Palo Alto is ostensibly about four teenagers wiling away their time doing very little of significance, which in itself is not a problem because the reality is that young people often find themselves at a loss for ways to spend their time productively, particularly when there is no real expectation for them to do so. Emma Roberts is April, a virginal loner who has a crush on Teddy (Jack Kilmer) whilst also embarking on an illicit dalliance with her soccer coach Mr B., played by Franco himself. Also in the picture are the reckless Fred (Nat Wolff) and the attractive Emily (Zoe Levin), whose willingness to engage in sexual favours never brings her the emotional connection she craves. There is lot of accuracy in the behaviours of these teenagers. From the bitchiness of April’s friends to the awkwardness and stilted nature of the conversations between April and Jack, or the aggressive, destructive behaviour of Fred and his desperate need for Jack’s approval, even if he could never possibly admit to any vulnerabilities, or even Emily’s desperate search for somebody to love her, however misguided her efforts.
For all these young people, there is little oversight in their lives. Parents are either absent or complete douchebags and it is not difficult to understand why this group find themselves meandering aimlessly though life. It is easy to see how they have become so disillusioned and disconnected. As April’s step-father Stewart, Val Kilmer’s performance is almost as awful as his character, a most ridiculous figure who seems to spend his days smoking pot, playing video games and compromising April’s school results, while her mother Jane (Jacqui Getty) is vapid, vacuous and equally detestable. It is little wonder that April finds herself drawn to Mr B., the only adult in her life who shows any interest in her, even if that interest is less than honourable. April finds no real joy in the endless partying, yet she participates for lack of anything better to do. Likewise, Teddy is basically a good kid who suffers at the hand of his so-called best friend Fred, a dangerous influence with little regard for anybody but himself.

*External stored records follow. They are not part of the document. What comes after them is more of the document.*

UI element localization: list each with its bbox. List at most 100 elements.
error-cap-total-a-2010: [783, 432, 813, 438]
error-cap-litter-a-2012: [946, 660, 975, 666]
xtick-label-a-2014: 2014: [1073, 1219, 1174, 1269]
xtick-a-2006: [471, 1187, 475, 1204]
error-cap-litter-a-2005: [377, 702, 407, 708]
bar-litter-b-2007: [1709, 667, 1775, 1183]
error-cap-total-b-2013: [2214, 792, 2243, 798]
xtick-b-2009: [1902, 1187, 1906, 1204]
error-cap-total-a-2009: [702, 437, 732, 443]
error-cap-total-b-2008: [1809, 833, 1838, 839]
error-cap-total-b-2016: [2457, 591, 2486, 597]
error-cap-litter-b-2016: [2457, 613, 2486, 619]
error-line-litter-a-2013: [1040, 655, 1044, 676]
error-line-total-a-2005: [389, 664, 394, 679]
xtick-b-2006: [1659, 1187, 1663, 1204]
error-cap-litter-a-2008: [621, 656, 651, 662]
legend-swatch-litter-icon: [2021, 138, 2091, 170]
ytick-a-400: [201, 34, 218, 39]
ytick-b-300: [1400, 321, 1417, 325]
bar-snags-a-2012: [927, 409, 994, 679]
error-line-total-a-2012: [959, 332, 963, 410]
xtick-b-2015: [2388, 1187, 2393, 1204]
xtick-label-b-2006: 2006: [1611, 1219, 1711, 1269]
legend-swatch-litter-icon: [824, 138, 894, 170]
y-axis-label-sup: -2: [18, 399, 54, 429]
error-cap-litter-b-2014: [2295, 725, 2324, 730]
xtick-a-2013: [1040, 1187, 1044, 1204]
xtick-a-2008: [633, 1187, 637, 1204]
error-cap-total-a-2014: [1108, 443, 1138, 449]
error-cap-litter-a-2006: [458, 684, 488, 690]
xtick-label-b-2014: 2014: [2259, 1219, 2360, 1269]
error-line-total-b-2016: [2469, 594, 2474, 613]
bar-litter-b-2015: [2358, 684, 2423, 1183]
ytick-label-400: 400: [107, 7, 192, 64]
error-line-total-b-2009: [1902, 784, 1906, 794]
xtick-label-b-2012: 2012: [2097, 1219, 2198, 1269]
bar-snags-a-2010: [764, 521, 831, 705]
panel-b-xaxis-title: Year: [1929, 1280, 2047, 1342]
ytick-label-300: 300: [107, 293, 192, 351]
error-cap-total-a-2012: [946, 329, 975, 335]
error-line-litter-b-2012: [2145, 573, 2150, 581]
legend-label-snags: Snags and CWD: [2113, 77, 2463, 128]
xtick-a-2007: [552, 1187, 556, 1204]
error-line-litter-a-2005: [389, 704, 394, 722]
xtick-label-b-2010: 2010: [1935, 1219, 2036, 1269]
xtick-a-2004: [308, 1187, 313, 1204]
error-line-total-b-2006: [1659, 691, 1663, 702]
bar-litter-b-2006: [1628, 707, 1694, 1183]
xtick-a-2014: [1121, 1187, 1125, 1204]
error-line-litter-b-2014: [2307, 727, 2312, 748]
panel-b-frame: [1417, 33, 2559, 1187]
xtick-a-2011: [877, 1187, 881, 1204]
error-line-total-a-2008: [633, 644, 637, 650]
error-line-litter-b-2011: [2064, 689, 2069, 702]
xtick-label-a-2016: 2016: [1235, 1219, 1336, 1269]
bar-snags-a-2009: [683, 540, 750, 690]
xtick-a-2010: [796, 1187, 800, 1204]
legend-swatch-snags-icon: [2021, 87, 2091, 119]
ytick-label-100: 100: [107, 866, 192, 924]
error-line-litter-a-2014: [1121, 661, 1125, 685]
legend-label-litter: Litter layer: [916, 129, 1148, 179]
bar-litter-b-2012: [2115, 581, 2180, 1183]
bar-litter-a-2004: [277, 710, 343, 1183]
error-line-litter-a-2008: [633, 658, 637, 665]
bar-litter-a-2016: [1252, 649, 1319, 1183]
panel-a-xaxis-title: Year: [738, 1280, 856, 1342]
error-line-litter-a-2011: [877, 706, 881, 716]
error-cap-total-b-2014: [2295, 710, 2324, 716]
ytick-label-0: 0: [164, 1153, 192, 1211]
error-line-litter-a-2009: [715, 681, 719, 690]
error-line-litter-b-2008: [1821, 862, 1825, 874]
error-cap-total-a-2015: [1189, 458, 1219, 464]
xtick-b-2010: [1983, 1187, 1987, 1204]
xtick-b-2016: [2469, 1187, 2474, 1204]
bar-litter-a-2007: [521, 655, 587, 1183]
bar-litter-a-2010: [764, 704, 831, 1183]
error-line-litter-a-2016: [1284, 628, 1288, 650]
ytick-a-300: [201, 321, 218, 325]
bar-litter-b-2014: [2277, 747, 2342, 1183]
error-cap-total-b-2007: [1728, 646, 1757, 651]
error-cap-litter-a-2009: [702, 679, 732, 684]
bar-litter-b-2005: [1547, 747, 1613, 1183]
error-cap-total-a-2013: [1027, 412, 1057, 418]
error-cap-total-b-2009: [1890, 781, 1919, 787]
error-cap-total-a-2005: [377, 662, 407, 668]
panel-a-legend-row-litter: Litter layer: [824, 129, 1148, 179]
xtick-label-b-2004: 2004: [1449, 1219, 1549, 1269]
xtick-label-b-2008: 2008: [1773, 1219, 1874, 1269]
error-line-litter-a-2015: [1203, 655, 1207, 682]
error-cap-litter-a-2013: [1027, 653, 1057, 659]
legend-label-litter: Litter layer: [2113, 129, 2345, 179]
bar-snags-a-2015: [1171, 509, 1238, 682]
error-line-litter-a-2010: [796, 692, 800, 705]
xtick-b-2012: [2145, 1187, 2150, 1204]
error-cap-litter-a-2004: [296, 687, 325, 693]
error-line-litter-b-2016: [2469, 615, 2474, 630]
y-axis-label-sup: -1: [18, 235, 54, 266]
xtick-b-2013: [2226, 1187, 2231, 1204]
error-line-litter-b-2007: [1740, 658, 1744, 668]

The film is visually arresting at times and effectively captures the listless, aimless nature of these teenager’s lives. However, Coppola hasn’t really pushed the envelope with regard to the themes and experiences of the characters and it seems as though she has tried to make an edgy film without really being prepared to take any risks. Likewise Roberts, in what is essentially the lead role, has failed to capitalise on this opportunity to expand her output beyond the type of characters – bland, wholesome and boring – that she has portrayed so many times before. There is plenty of potential in April as a character, but neither Roberts nor Coppola seem interested in finding it. As it turns out, it is the other second-generation actor in Jack Kilmer who emerges as the standout in a film that is really good in parts, but ultimately suffers from a lack of grit. Stylistically and thematically similar to films from Larry Clark (Kids, Wassup Rockers) and Gus Van Sant, (Elephant, Paranoid Park) there is a resonance absent from Palo Alto that prevents it from reaching the heights attained by either of these two filmmakers in their depictions of young people and youth culture. The film is both mesmerising and infuriating at times and it is a lack of consistency that ultimately prevents it from being something truly special.